Would it have a sufficiently large hard drive and enough RAM?
She lives about 120 miles from me so I can not check the details myself.
Thanks for any info.


----------



## ClubMan (15 Feb 2007)

What are the specs of that laptop - e.g. _CPU _type and speed, memory, disk space, graphics card/subsystem? What does she use it and broadband for? Chances are any half decent (and maybe even a not even decent like my mother's!) _PC_/laptop will be fine for general web browsing etc. If she wants to do multimedia stuff, music/movie streaming etc. then that may be a different matter.

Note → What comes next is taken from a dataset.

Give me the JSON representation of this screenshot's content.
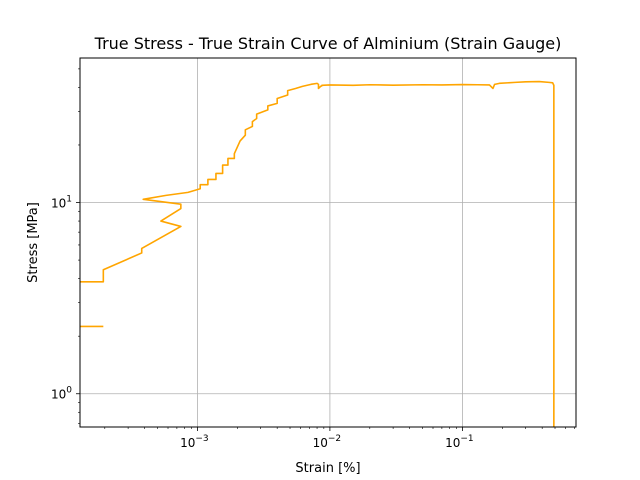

Broadband of itself does not necessarily put much load on the host machine's resources.


----------



## lasno (15 Feb 2007)

Thanks for the reply. Thats the problem I cant check to see what memory etc it has. She will only be using it for general browsing, email etc.


----------



## ClubMan (15 Feb 2007)

Sorry didn't see that earlier - can she not check the specs herself (at least do _Start -> My Computer -> _right click _-> Properties -> General _to get the _CPU _type/speed and _RAM_ and also  _Start -> My Computer -> _right click _-> Manage -> Disk Management _to check the hard disk capacity)?


----------



## lasno (15 Feb 2007)

I will try and talk her through that! thanks


----------



## ClubMan (15 Feb 2007)

Chances are if the laptop is sufficient for her offline needs then it will also be OK for her online needs. Note definite of course but likely.


----------